Burkhard Riering, 1972 geboren, ist Chefredakteur der Automobilwoche und seit 25 Jahren Wirtschaftsjournalist. Er studierte Kommunikationswissenschaft, Geschichte und Germanistik an den Universitäten in Düsseldorf, Essen und Montpellier. Von ihm sind bislang die beiden wirtschaftshistorischen Porträtbücher Gründerväter und Schwäbische Pioniere erschienen.

Burkhard Riering, 1972 geboren, ist Chefredakteur der Automobilwoche und seit 25 Jahren Wirtschaftsjournalist. Er studierte Kommunikationswissenschaft, Geschichte und Germanistik an den Universitäten in Düsseldorf, Essen und Montpellier. Von ihm sind bislang die beiden wirtschaftshistorischen Porträtbücher Gründerväter und Schwäbische Pioniere erschienen.

Juni


Die Ostberliner behängen ihre Mauern, Ruinen und Zäune mit Transparenten. Es ist Pfingsten, das »Deutschlandtreffen der Jugend« in der Sowjetzone der geteilten Stadt beginnt, Schulen und Freie Deutsche Jugend (FDJ) feiern den Sozialismus mit einem mehrtägigen Fest. Tausende westdeutsche Kinder und Jugendliche mit linker Gesinnung oder linken Eltern kommen ebenfalls. Die Jugendlichen – es sollen an dem Wochenende 700 000 da sein – glauben an eine baldige Wiedervereinigung. Die Farbe Blau – wie die Hemden des kommunistischen Jugendverbands Freie Deutsche Jugend – beherrscht das Straßenbild.
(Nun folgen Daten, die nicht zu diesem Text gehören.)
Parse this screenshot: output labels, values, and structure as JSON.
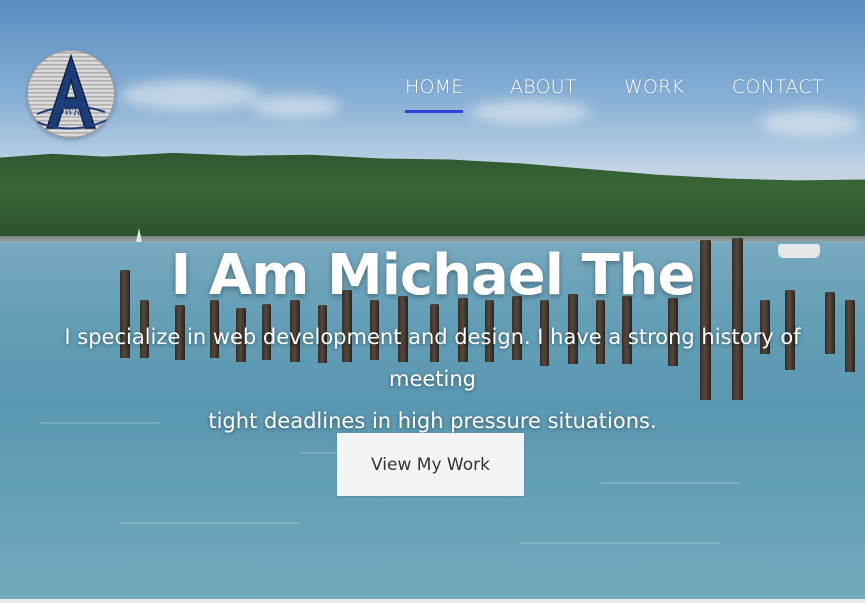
{
  "logo": {
    "letter": "A",
    "monogram": "DWR"
  },
  "nav": {
    "items": [
      {
        "label": "HOME",
        "active": true
      },
      {
        "label": "ABOUT",
        "active": false
      },
      {
        "label": "WORK",
        "active": false
      },
      {
        "label": "CONTACT",
        "active": false
      }
    ]
  },
  "hero": {
    "headline": "I Am Michael The",
    "subtext_line1": "I specialize in web development and design. I have a strong history of meeting",
    "subtext_line2": "tight deadlines in high pressure situations.",
    "cta_label": "View My Work"
  },
  "colors": {
    "nav_active_underline": "#2b43d8",
    "cta_background": "#f4f4f4",
    "text": "#ffffff"
  }
}
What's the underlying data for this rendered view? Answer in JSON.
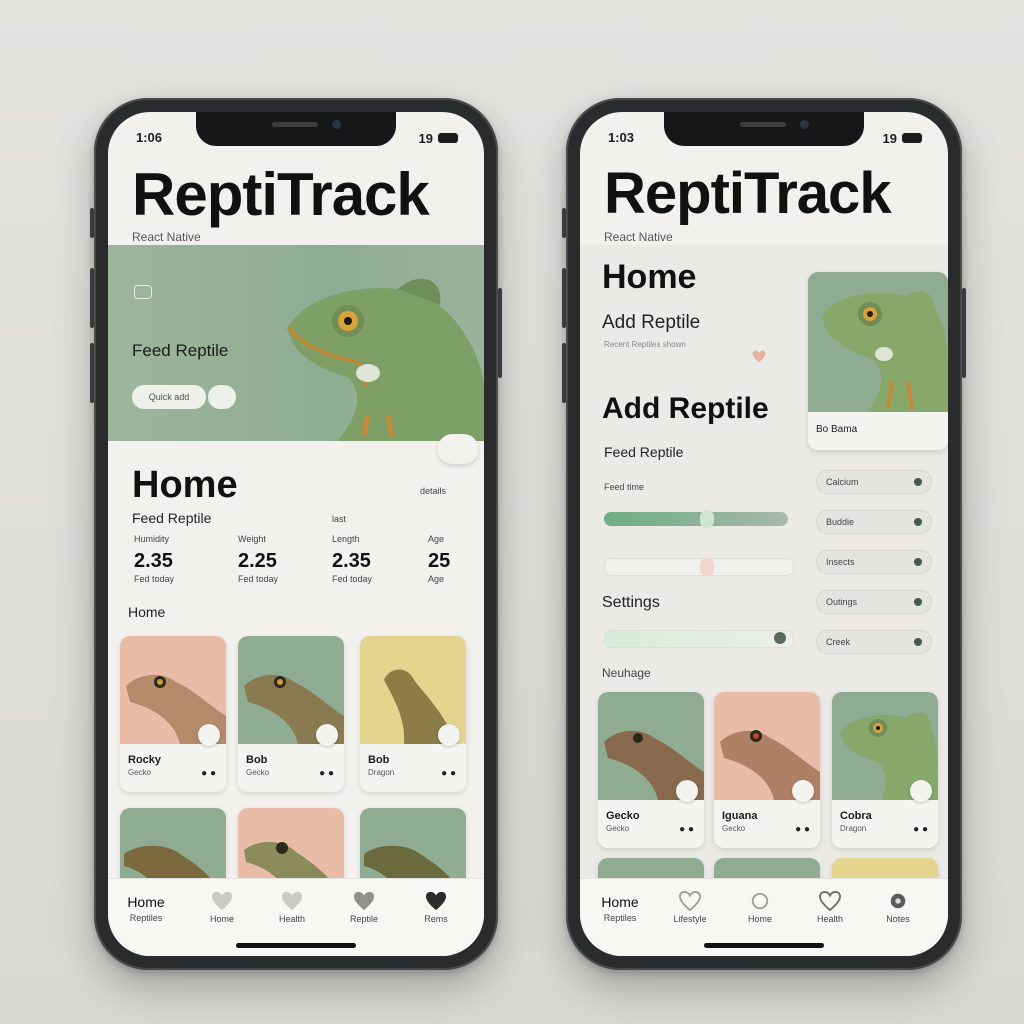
{
  "colors": {
    "accent": "#7fb290",
    "sage": "#8fac92",
    "peach": "#e9bca8",
    "sand": "#e3d48e"
  },
  "left": {
    "status_time": "1:06",
    "status_right": "19",
    "app_title": "ReptiTrack",
    "app_subtitle": "React Native",
    "hero": {
      "label": "Feed Reptile",
      "button": "Quick add"
    },
    "home_heading": "Home",
    "home_aside": "details",
    "feed_label": "Feed Reptile",
    "feed_aside": "last",
    "stats": [
      {
        "head": "Humidity",
        "value": "2.35",
        "sub": "Fed today"
      },
      {
        "head": "Weight",
        "value": "2.25",
        "sub": "Fed today"
      },
      {
        "head": "Length",
        "value": "2.35",
        "sub": "Fed today"
      },
      {
        "head": "Age",
        "value": "25",
        "sub": "Age"
      }
    ],
    "section_label": "Home",
    "cards": [
      {
        "name": "Rocky",
        "meta": "Gecko"
      },
      {
        "name": "Bob",
        "meta": "Gecko"
      },
      {
        "name": "Bob",
        "meta": "Dragon"
      }
    ],
    "tabs": [
      {
        "label": "Home",
        "sub": "Reptiles",
        "icon": "home-icon"
      },
      {
        "label": "",
        "sub": "Home",
        "icon": "heart-icon"
      },
      {
        "label": "",
        "sub": "Health",
        "icon": "heart-icon"
      },
      {
        "label": "",
        "sub": "Reptile",
        "icon": "heart-icon"
      },
      {
        "label": "",
        "sub": "Rems",
        "icon": "heart-icon"
      }
    ]
  },
  "right": {
    "status_time": "1:03",
    "status_right": "19",
    "app_title": "ReptiTrack",
    "app_subtitle": "React Native",
    "home_heading": "Home",
    "add_small": "Add Reptile",
    "add_small_sub": "Recent Reptiles shown",
    "add_big": "Add Reptile",
    "feed_label": "Feed Reptile",
    "feed_sub": "Feed time",
    "hero_caption": "Bo Bama",
    "settings_label": "Settings",
    "section_label": "Neuhage",
    "list_items": [
      "Calcium",
      "Buddie",
      "Insects",
      "Outings",
      "Creek"
    ],
    "cards": [
      {
        "name": "Gecko",
        "meta": "Gecko"
      },
      {
        "name": "Iguana",
        "meta": "Gecko"
      },
      {
        "name": "Cobra",
        "meta": "Dragon"
      }
    ],
    "tabs": [
      {
        "label": "Home",
        "sub": "Reptiles",
        "icon": "home-icon"
      },
      {
        "label": "",
        "sub": "Lifestyle",
        "icon": "heart-icon"
      },
      {
        "label": "",
        "sub": "Home",
        "icon": "circle-icon"
      },
      {
        "label": "",
        "sub": "Health",
        "icon": "heart-icon"
      },
      {
        "label": "",
        "sub": "Notes",
        "icon": "circle-icon"
      }
    ]
  }
}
Gegen elf Uhr marschiert die Gesellschaft für Sport und Technik über den Boulevard Unter den Linden, dann kommen die Fallschirmjäger, die Motorradabteilung, die Funker. Es gibt Bier und Bockwurst, es wird getanzt. Auf der Ehrentribüne sitzen die Oberen des Arbeiter- und Bauernstaats sowie Delegationen aus dem Ausland inklusive »des ruhmreichen Komsomols« (Neues Deutschland), der Nachwuchsorganisation der Kommunistischen Partei (KP) der Sowjetunion.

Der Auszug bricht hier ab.